Небо оставался с Люсиль несколько месяцев, затем бросил ее. После его ухода мама никак не могла взять себя в руки, ее печаль разрывала мне сердце, казалась мне ненормальной и загадочной.
Мир вокруг нас вдруг стал уменьшаться, матрасы уже не выглядели ярко-зелеными, с паркета тоже постепенно сходила краска.
Люсиль уходила рано утром и возвращалась поздно вечером, мы играли в мяч на розовых дорожках, слушали Ринго и Дейва на портативном электрофоне, подстригали волосы куклам. Между выходом из школы и появлением в доме Люсиль царило блаженное время детства, время бродяжничества, время, когда для полноты жизни было достаточно хрустящего леденца, время, когда минуты просачивались сквозь наши липкие пальцы, и мы думали, что впереди – вечность.

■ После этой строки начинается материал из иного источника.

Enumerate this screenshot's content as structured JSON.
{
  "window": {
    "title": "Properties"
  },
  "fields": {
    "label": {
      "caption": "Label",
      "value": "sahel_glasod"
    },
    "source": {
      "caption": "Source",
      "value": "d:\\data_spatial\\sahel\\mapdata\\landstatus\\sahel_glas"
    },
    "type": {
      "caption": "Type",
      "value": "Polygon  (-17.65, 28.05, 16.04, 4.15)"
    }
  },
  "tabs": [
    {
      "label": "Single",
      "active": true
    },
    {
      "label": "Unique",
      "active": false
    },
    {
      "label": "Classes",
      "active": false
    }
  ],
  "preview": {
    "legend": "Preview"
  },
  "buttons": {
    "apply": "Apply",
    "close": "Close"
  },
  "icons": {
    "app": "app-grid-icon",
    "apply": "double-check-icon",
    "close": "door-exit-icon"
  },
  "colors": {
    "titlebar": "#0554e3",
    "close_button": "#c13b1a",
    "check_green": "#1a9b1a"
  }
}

Иногда по вечерам на мосту над железной дорогой в бледном свете фонарей, выстроенных один за другим, словно члены принимающей делегации, мы ждали поезд, который привозил маму из Парижа. Несмотря на всю нашу безмятежность, мы начинали понимать: Люсиль что-то гнетет – усталость ли, одиночество ли – что-то, против чего мы не могли бороться.
В последнее лето, которое Жюльен провел с нами, Люсиль отвезла нас в Изер, где сняла дом. На автотрассе зелененькую машинку остановили жандармы. Кажется, наша развалюха то ли слишком состарилась, то ли барахлила, в общем, возникли проблемы. Люсиль громко возражала, отстаивала свою точку зрения, говорила много сложных слов. А потом вдруг совершенно неожиданно мама закрыла лицо руками и расплакалась. Жандармы нас отпустили.
В коммуне Бланден, в огромном доме, затерянном среди полей, Люсиль начала рисовать. Она привезла с собой акварель, чьи цвета – сиена, ярко-алый, синий кобальтовый – меня зачаровывали. Мы познакомились с Марселем, местным фермером. Тридцатилетний парень жил с родителями и никогда не хотел жениться. Однажды он провозился с нами все лето, научил доить коров, катал на тракторе, показывал конюшни. Мы считали его своим героем.